Although the thermolabile MTHFR mutation is very common in SLE, it is felt that this does not predispose patients with a significant genetic risk factor for late-onset vascular disease. The risk is greater with those SLE patients with antiphospholipid syndrome. The detection of the abnormalities may have major practical consequences for the long-term management of these SLE patients with a positive lupus anticoagulant (LAC), in order to prevent further thrombotic episodes.
I hope this information has been helpful. Let me know if you need anything further!
Peace and Blessings
08-27-2007, 06:15 PM
Thank you for the info. All of this is so technical and difficult to absorb. But, I assume with time I will become an expert on my condition. Educating myself gives me some sense of empowerment. I can't control what is going on in my body but at least I will learn what, and why, I feel the way I do. I feel like it is the only way I can fight back.

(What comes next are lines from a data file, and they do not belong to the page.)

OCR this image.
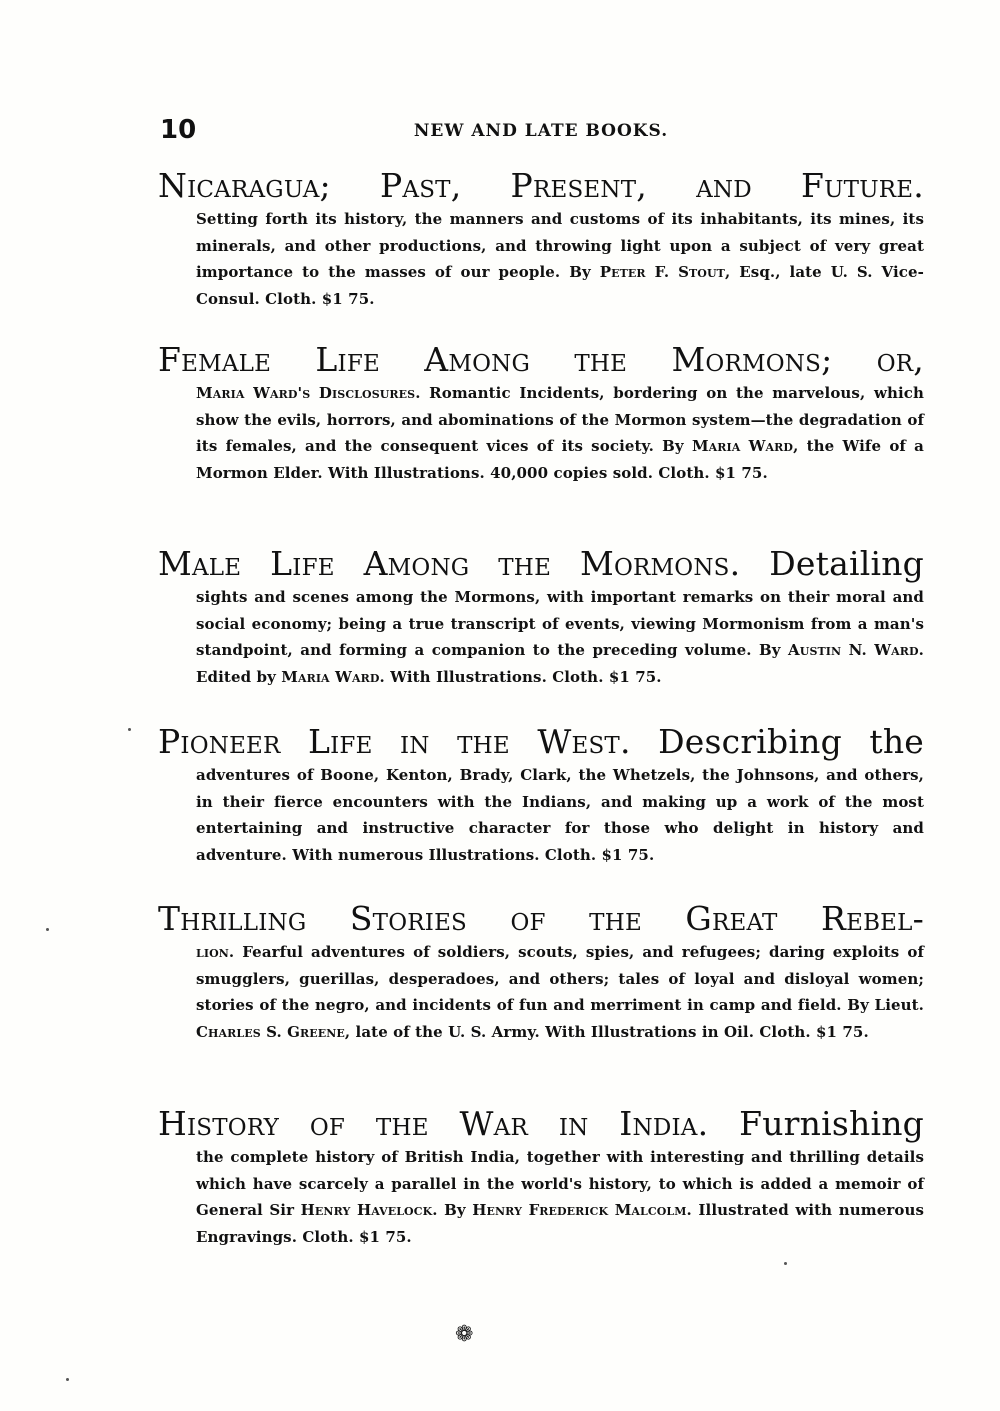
10	NEW AND LATE BOOKS.
Nicaragua; Past, Present, and Future.
Setting forth its history, the manners and customs of its inhabitants, its mines, its minerals, and other productions, and throwing light upon a subject of very great importance to the masses of our people. By Peter F. Stout, Esq., late U. S. Vice-Consul. Cloth. $1 75.
Female Life Among the Mormons; or,
Maria Ward's Disclosures. Romantic Incidents, bordering on the marvelous, which show the evils, horrors, and abominations of the Mormon system—the degradation of its females, and the consequent vices of its society. By Maria Ward, the Wife of a Mormon Elder. With Illustrations. 40,000 copies sold. Cloth. $1 75.
Male Life Among the Mormons. Detailing
sights and scenes among the Mormons, with important remarks on their moral and social economy; being a true transcript of events, viewing Mormonism from a man's standpoint, and forming a companion to the preceding volume. By Austin N. Ward. Edited by Maria Ward. With Illustrations. Cloth. $1 75.
Pioneer Life in the West. Describing the
adventures of Boone, Kenton, Brady, Clark, the Whetzels, the Johnsons, and others, in their fierce encounters with the Indians, and making up a work of the most entertaining and instructive character for those who delight in history and adventure. With numerous Illustrations. Cloth. $1 75.
Thrilling Stories of the Great Rebel-
lion. Fearful adventures of soldiers, scouts, spies, and refugees; daring exploits of smugglers, guerillas, desperadoes, and others; tales of loyal and disloyal women; stories of the negro, and incidents of fun and merriment in camp and field. By Lieut. Charles S. Greene, late of the U. S. Army. With Illustrations in Oil. Cloth. $1 75.
History of the War in India. Furnishing
the complete history of British India, together with interesting and thrilling details which have scarcely a parallel in the world's history, to which is added a memoir of General Sir Henry Havelock. By Henry Frederick Malcolm. Illustrated with numerous Engravings. Cloth. $1 75.
❁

I am overwhelmed right now. I have just had a near death experience that I still cannot fathom. I have always been one of the strongest women I know, there has never been anything I cannot conquer if necessary. And now I have Lupus. Now I can't do even simple things, tasks I want to do, need to do. My body has betrayed me. I find that I still think I can do anything and when I try I pay the price. I am frustrated and afraid. I cry out of that frustration and anger and no one understands. My loved ones look at me like I have lost my mind. Sometimes I think I am lost in self pity, but I know that is not true. I will find answers to help me live with this, and someday I won't be so afraid. I just don't want to get lost in the morbidity of my situation. That is why I am looking for answers.

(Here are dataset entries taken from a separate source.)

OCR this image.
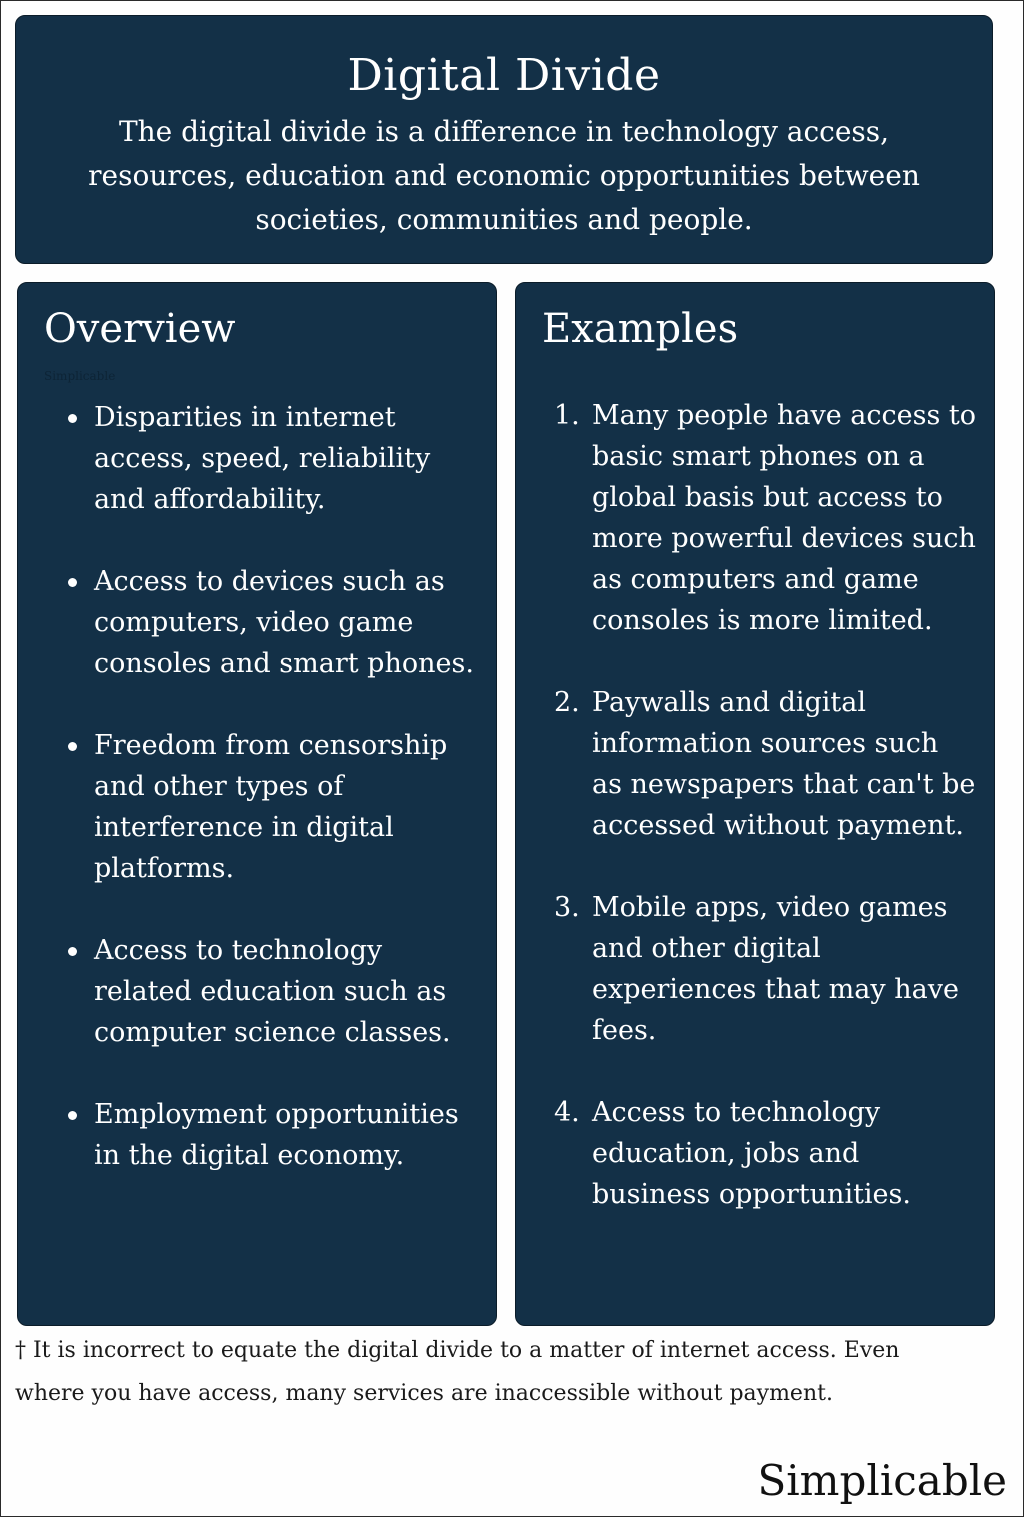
Digital Divide

The digital divide is a difference in technology access, resources, education and economic opportunities between societies, communities and people.

Overview
Simplicable
Disparities in internet access, speed, reliability and affordability.
Access to devices such as computers, video game consoles and smart phones.
Freedom from censorship and other types of interference in digital platforms.
Access to technology related education such as computer science classes.
Employment opportunities in the digital economy.
Examples
1. Many people have access to basic smart phones on a global basis but access to more powerful devices such as computers and game consoles is more limited.
2. Paywalls and digital information sources such as newspapers that can't be accessed without payment.
3. Mobile apps, video games and other digital experiences that may have fees.
4. Access to technology education, jobs and business opportunities.
† It is incorrect to equate the digital divide to a matter of internet access. Even where you have access, many services are inaccessible without payment.
Simplicable
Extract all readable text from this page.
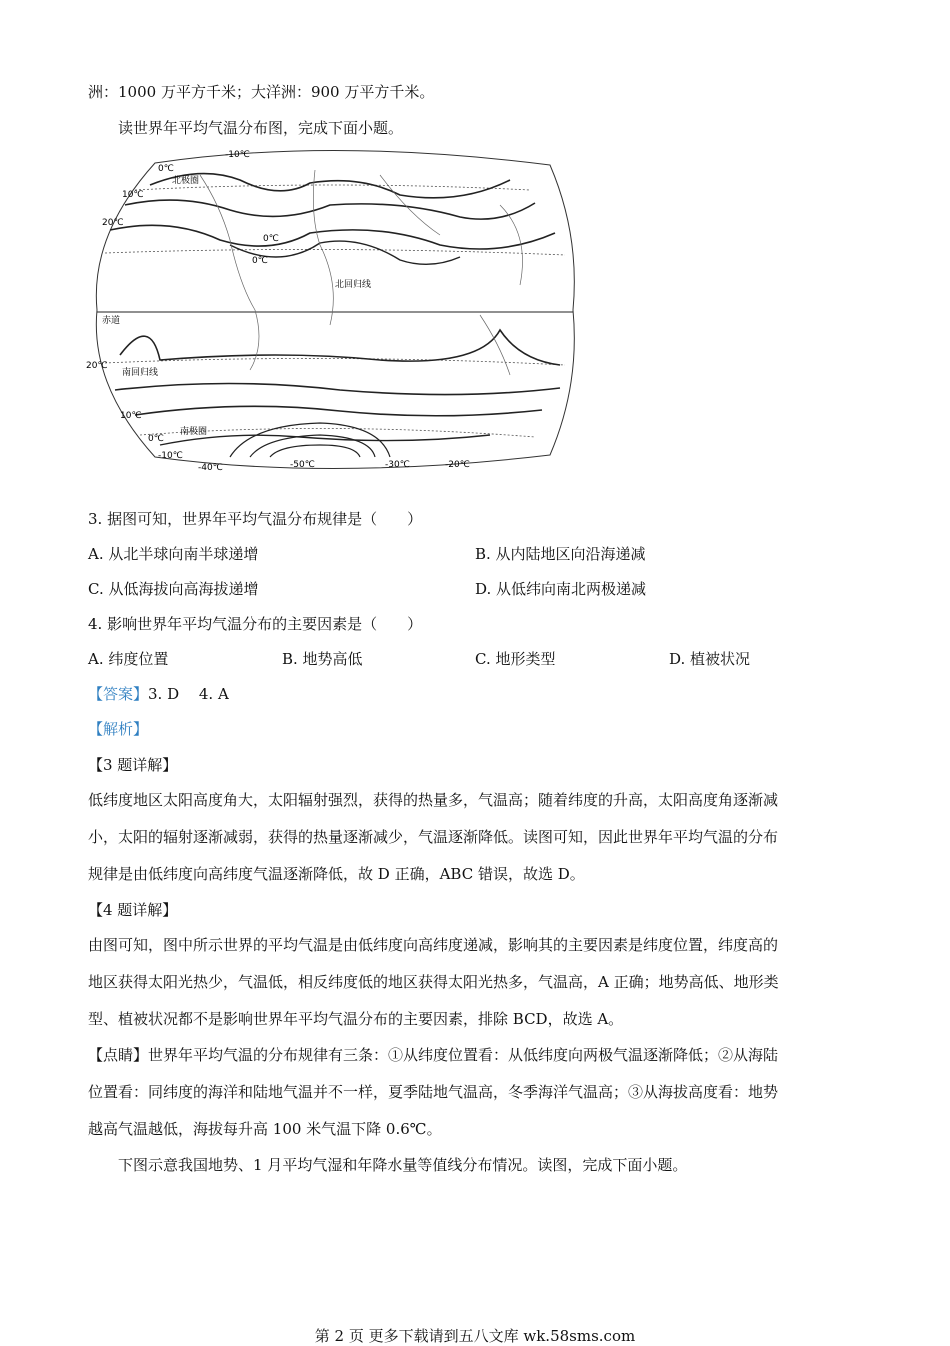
洲：1000 万平方千米；大洋洲：900 万平方千米。
读世界年平均气温分布图，完成下面小题。
-10℃
0℃
10℃
20℃
0℃
0℃
20℃
10℃
0℃
-10℃
-40℃	-50℃	-30℃	-20℃
北极圈
北回归线
赤道
南回归线
南极圈
3. 据图可知，世界年平均气温分布规律是（　　）
A. 从北半球向南半球递增	B. 从内陆地区向沿海递减
C. 从低海拔向高海拔递增	D. 从低纬向南北两极递减
4. 影响世界年平均气温分布的主要因素是（　　）
A. 纬度位置	B. 地势高低	C. 地形类型	D. 植被状况
【答案】3. D　 4. A
【解析】
【3 题详解】
低纬度地区太阳高度角大，太阳辐射强烈，获得的热量多，气温高；随着纬度的升高，太阳高度角逐渐减
小，太阳的辐射逐渐减弱，获得的热量逐渐减少，气温逐渐降低。读图可知，因此世界年平均气温的分布
规律是由低纬度向高纬度气温逐渐降低，故 D 正确，ABC 错误，故选 D。
【4 题详解】
由图可知，图中所示世界的平均气温是由低纬度向高纬度递减，影响其的主要因素是纬度位置，纬度高的
地区获得太阳光热少，气温低，相反纬度低的地区获得太阳光热多，气温高，A 正确；地势高低、地形类
型、植被状况都不是影响世界年平均气温分布的主要因素，排除 BCD，故选 A。
【点睛】世界年平均气温的分布规律有三条：①从纬度位置看：从低纬度向两极气温逐渐降低；②从海陆
位置看：同纬度的海洋和陆地气温并不一样，夏季陆地气温高，冬季海洋气温高；③从海拔高度看：地势
越高气温越低，海拔每升高 100 米气温下降 0.6℃。
下图示意我国地势、1 月平均气湿和年降水量等值线分布情况。读图，完成下面小题。
第 2 页 更多下载请到五八文库 wk.58sms.com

Thank you again for the info.
08-28-2007, 02:32 PM
You are most welcome. Too many of us know, all too well, how lonely this disease can make you feel and how frustrating it can be to never feel well and to always have something hurting you somewhere! Because people can see any deformities on our bodies or open wounds or sores on us, they tend to think that we are not as sick as we say we are: The "But you don't look sick" syndrome! So, this can make us feel as if we are losing our minds when we know something is wrong, no one can tell us exactly what it is and all of our friends and family look at us as if we were insane.

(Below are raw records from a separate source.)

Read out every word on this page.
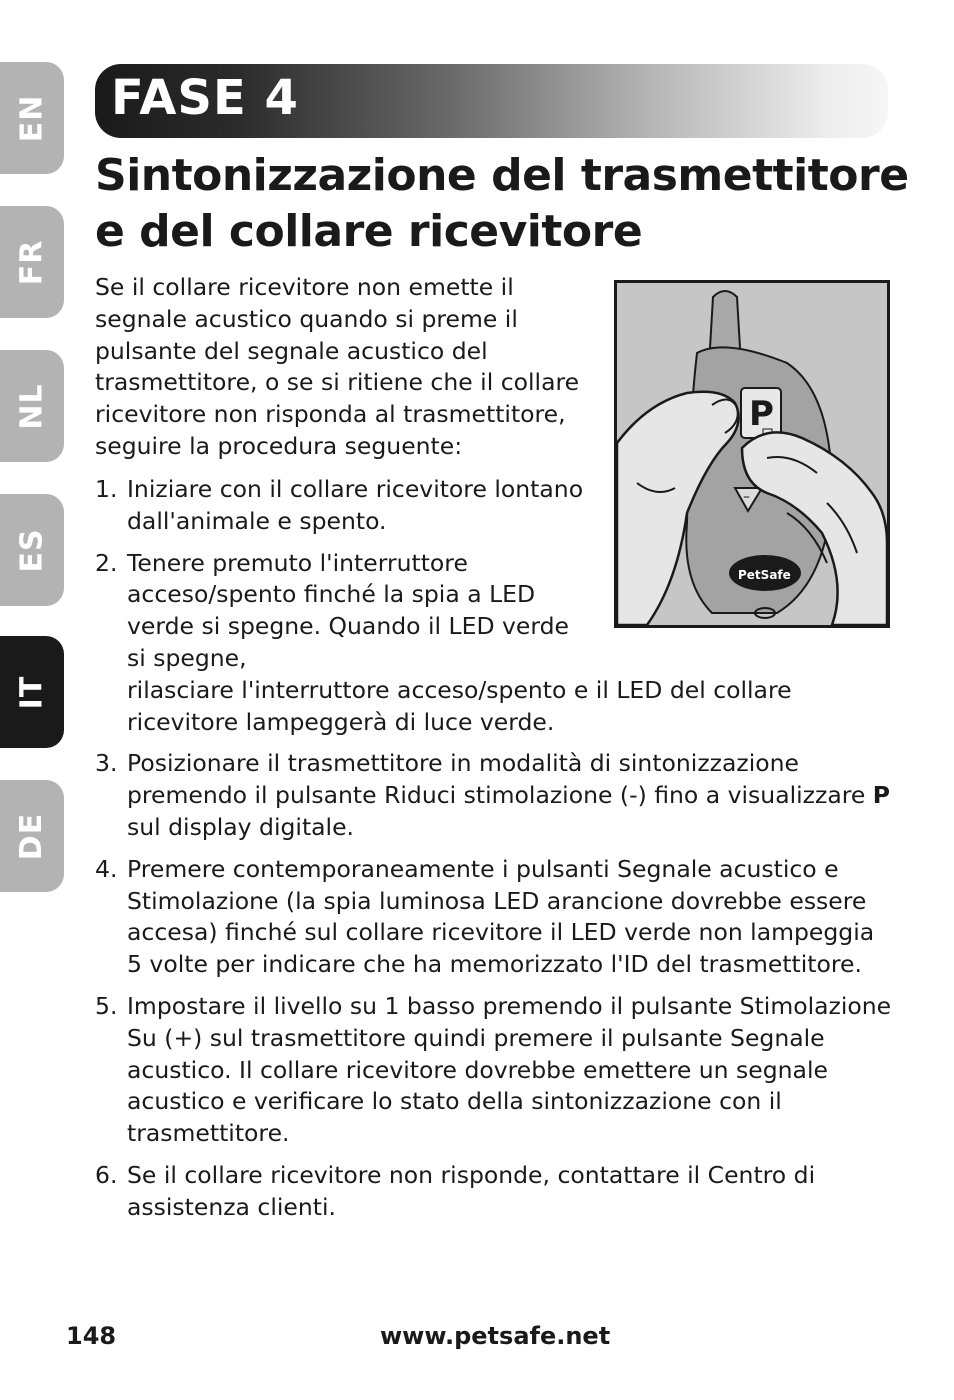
EN
FR
NL
ES
IT
DE
FASE 4
Sintonizzazione del trasmettitore
e del collare ricevitore

Se il collare ricevitore non emette il segnale acustico quando si preme il pulsante del segnale acustico del trasmettitore, o se si ritiene che il collare ricevitore non risponda al trasmettitore, seguire la procedura seguente:

P
–
PetSafe
1. Iniziare con il collare ricevitore lontano dall'animale e spento.
2. Tenere premuto l'interruttore acceso/spento finché la spia a LED verde si spegne. Quando il LED verde si spegne,
rilasciare l'interruttore acceso/spento e il LED del collare ricevitore lampeggerà di luce verde.
3. Posizionare il trasmettitore in modalità di sintonizzazione premendo il pulsante Riduci stimolazione (-) fino a visualizzare P sul display digitale.
4. Premere contemporaneamente i pulsanti Segnale acustico e Stimolazione (la spia luminosa LED arancione dovrebbe essere accesa) finché sul collare ricevitore il LED verde non lampeggia 5 volte per indicare che ha memorizzato l'ID del trasmettitore.
5. Impostare il livello su 1 basso premendo il pulsante Stimolazione Su (+) sul trasmettitore quindi premere il pulsante Segnale acustico. Il collare ricevitore dovrebbe emettere un segnale acustico e verificare lo stato della sintonizzazione con il trasmettitore.
6. Se il collare ricevitore non risponde, contattare il Centro di assistenza clienti.
148	www.petsafe.net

There is nothing wrong with you feeling frustrated, it is a natural reaction to how we are looked at and treated. You can come here and vent your feelings to us as often and as much as you like, because we have all "Been there..done that!" You will never be dismissed here and all of your questions and concerns will be taken seriously. Please know that you are not alone and that we are here to help you as much as we can!